Obama’s budget includes billions for coal states






President Barack Obama’s new budget proposal includes more than $3 billion worth of tax credits and other spending to help the Appalachian region recover from the job losses and economic impact of the declining coal industry.

But the new Republican-controlled Congress appeared skeptical of the president’s outreach to the heart of the nation’s coal country, with Republican Senate Majority Leader Mitch McConnell announcing that he would personally oversee the budget of Obama’s Environmental Protection Agency.

McConnell won re-election to a sixth-term last year largely because he campaigned against Obama, who is deeply unpopular in Kentucky. The main way McConnell did that was by criticizing the president’s energy proposals that would restrict carbon emissions of new and existing coal-fired powered plants. Kentucky gets about 90 percent of its electricity from coal-fired power plants. But that could soon change because state officials have said Obama’s policies would make it nearly impossible to replace the state’s aging fleet of coal-fired power plants.

Eastern Kentucky has lost about 7,000 coal mining jobs, and many more jobs associated with the coal industry, since Jan. 1, 2012.

Obama’s budget proposal released Monday would make up to $2 billion available in tax credits for technology that would reduce the carbon emissions of coal-fired power plants. Most of those credits, 70 percent, would be reserved for plants that produce at least 75 percent of their energy from burning coal.

The largest chunk of new spending in Obama’s budget proposal would be more than $1 billion to redevelop abandoned coal mines scattered throughout the hills of eastern Kentucky and other coal-producing regions. The money would go to states and tribes in $200 million increments over five years, based on factors like the unemployment rate and how many abandoned mines are available.

Other proposals include $20 million from the Department of Labor for states to help out-ofwork coal miners by training them to learn other professions and $25 million for the Appalachian Regional Commission to help communities plan for a future without coal.

Carl Shoupe, a retired coal miner who lives at the base of Black Mountain in eastern Kentucky, said he was “tremendously excited” about the budget proposals.

“We have just gotten used to this area where a lot of our families have been here for hundreds of years,” said Shoupe, a board member for the advocacy group Kentuckians for the Commonwealth. “We just love this area and this type of employment and this type of living and culture, and we’re just excited that maybe we can keep it.”

Kentucky Gov.
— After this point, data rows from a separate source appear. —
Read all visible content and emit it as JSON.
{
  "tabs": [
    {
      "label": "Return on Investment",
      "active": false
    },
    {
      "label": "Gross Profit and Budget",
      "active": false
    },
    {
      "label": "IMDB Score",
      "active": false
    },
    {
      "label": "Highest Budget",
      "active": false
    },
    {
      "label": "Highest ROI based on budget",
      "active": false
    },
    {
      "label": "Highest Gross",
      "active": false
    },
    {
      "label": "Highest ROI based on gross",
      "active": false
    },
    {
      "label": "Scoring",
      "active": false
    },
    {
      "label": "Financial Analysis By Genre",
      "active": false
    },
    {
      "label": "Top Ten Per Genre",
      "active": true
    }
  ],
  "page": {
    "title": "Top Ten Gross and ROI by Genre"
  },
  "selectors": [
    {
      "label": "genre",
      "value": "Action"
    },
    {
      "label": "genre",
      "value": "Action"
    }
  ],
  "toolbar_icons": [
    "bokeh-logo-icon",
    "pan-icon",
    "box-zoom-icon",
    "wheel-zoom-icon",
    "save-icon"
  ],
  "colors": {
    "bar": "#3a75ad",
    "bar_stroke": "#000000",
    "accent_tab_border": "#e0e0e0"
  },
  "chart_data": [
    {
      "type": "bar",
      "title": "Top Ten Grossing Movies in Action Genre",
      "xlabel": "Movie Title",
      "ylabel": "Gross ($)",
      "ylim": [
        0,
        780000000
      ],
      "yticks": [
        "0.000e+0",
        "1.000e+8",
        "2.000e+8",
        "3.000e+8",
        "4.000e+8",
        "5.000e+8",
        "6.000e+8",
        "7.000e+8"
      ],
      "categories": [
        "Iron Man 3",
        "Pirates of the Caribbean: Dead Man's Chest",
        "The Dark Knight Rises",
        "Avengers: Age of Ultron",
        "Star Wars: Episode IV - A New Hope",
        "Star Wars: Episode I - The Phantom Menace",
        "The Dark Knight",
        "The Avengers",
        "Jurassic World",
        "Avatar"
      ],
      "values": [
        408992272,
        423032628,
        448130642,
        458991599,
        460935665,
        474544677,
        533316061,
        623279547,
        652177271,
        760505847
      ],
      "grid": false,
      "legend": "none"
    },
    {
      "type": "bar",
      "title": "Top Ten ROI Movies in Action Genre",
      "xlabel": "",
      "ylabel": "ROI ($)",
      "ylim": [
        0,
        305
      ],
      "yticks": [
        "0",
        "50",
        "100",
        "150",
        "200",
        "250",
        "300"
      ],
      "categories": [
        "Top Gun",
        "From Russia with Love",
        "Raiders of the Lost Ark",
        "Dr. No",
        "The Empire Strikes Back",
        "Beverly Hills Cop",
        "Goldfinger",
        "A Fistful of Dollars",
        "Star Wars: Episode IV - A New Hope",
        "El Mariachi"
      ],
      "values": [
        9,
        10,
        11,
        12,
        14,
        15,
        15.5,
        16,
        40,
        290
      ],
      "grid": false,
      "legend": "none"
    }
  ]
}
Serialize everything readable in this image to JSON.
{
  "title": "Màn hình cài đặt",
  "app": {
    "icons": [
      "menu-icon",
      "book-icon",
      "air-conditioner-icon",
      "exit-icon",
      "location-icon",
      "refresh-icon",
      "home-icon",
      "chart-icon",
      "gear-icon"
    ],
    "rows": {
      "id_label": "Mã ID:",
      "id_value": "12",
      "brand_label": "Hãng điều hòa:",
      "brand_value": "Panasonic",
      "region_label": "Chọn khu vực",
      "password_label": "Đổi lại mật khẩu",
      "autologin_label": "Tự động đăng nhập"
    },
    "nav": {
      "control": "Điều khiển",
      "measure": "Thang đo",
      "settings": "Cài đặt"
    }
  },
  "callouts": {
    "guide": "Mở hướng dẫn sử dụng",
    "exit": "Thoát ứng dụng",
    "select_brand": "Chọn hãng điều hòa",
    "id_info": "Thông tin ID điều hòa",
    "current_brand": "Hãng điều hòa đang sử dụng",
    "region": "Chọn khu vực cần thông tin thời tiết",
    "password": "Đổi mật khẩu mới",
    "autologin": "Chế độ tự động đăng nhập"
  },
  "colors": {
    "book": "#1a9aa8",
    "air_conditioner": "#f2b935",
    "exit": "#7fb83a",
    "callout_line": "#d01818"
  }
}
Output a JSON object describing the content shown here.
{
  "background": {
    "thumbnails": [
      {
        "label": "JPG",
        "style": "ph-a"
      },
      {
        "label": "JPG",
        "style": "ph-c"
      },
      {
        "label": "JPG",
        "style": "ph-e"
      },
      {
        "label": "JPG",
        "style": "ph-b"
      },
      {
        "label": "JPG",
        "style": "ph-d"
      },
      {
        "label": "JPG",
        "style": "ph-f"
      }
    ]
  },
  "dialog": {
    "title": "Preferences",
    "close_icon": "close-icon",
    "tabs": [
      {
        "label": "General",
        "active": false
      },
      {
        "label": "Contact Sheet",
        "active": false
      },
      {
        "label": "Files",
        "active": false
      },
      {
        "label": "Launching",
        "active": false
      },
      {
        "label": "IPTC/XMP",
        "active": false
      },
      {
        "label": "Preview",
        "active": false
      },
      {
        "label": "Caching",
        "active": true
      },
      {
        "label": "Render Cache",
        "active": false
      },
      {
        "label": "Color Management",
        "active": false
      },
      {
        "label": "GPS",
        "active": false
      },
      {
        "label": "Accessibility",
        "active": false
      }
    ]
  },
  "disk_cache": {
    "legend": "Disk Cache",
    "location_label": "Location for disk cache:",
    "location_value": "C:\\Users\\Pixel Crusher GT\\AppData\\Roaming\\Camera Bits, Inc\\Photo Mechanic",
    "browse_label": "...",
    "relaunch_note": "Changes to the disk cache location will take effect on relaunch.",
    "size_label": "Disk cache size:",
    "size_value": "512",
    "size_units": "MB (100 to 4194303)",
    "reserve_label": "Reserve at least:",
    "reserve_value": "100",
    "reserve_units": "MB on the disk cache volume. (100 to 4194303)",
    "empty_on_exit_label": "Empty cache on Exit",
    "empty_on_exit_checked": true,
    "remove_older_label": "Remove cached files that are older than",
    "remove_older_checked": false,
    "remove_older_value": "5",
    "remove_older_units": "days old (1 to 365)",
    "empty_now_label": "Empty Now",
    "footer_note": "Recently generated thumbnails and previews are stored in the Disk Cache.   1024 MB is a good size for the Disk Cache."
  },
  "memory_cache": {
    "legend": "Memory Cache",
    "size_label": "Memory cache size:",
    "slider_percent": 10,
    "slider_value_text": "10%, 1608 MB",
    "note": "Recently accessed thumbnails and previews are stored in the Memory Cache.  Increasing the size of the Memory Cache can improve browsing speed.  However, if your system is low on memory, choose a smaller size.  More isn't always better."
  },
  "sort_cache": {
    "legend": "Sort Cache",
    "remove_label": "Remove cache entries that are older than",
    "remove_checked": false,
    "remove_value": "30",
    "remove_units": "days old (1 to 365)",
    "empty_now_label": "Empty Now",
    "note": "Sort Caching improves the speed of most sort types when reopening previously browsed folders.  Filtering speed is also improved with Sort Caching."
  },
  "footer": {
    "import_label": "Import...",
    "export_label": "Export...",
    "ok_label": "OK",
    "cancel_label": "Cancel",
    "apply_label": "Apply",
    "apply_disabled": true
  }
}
Steve Beshear praised Obama’s proposal and said it is similar to a state effort he is leading along with Republican U.S. Rep. Hal Rogers. He urged Congress to consider the proposal “without making it this week’s target practice for partisan bickering and gridlock.”

But McConnell said it was “cold comfort” for Obama to “suddenly propose easing the pain they’ve helped inflict on so many Kentucky coal families.”

“But anything aimed at aiding these communities should be seriously considered,” McConnell added.

McConnell announced Monday he would join the Senate budget subcommittee that oversees the EPA’s budget. During his re-election campaign, McConnell repeatedly promised to gut the EPA’s budget in an attempt to stop it from imposing its emission restrictions on coal-fired power plants.

“You can guarantee that I will continue to fight back against this Administration’s anti-coal jobs regulations on behalf of the Kentuckians I represent in the U.S. Senate,” McConnell said in a news release.